Why would the move fail? Because, Shell managers discovered, the only logical reaction for their competitors would be to match Shell’s strategy. Shell’s short-term gains would quickly vanish as competitors built their own pumps. Consumer demand would not grow (people don’t drive more because there are more gas stations), so the same market would be spread more thinly. Meanwhile, the battling suppliers’ fixed-capital costs would increase because of the new pumps. Bottom line: Costs would rise, revenue would not, and profits would suffer.
The simulation did more than give a general sense of competitive reactions; it attached numbers to the result. By not implementing the strategy, the company would have earned a projected $211 million in one geographic market over five years. Implementing the strategy appeared to offer $315 million in additional profits — but after allowing for the likely competitive reaction, Shell would make only $182 million. In other words, rather than adding $104 million in profits, the strategy would ignite a firestorm that would consume $29 million, thus it would come in $133 million below expectations.
Shell decided to back off on the initiative, although currently it is poised to respond quickly if a competitor launches a “pump war.” The simulation was able to take the company to this point five years earlier and $133 million more efficiently than actual experience. Shell gained the experience without the expense of taking the test.

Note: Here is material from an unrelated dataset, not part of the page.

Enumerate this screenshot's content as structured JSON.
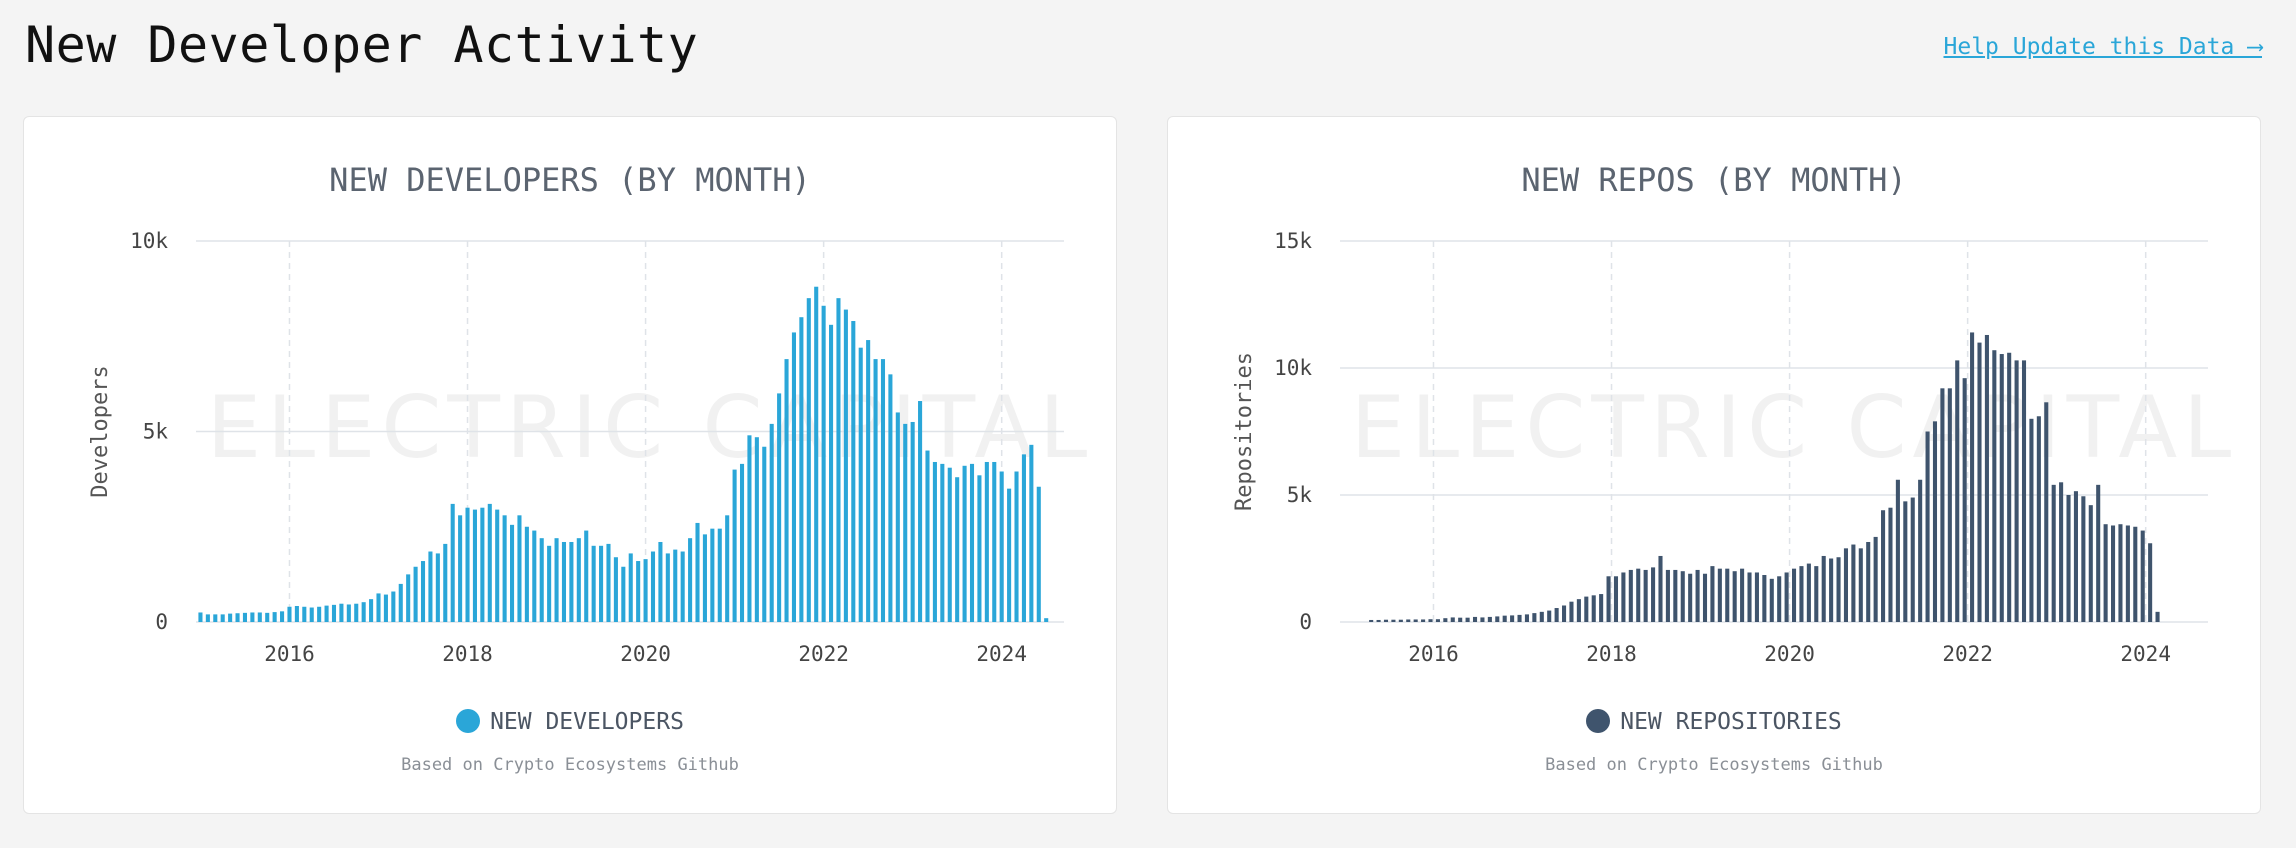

Those insights, like those from other ACS business war games, may seem obvious. Maybe they are…after the fact. Before and during war games, they weren’t. Those insights surprised the companies’ smart, experienced, motivated, well-informed, dedicated strategy teams.
One of the most startling and most valuable characteristics of business war games is that they pierce through conventional, habitual, acculturated thinking. It’s one thing to tell something to a human being; it’s another thing for a human being to experience it. It’s one thing to engage in comfortable fantasy about a business; it’s another thing to see smart, determined attacks against it. It’s one thing to ask for outside-the-box ideas in a conference room; it’s another thing to feel the competitive pres-sure, intellectual stimulation, and necessity to think differently.
In the 100 business war games ACS has conducted, “ah-ha” insights are the rule, not the exception. Every war game leads to at least one major surprise. Couldn’t strategists get those insights without business war games? Based on what we’ve seen, we conclude: apparently not.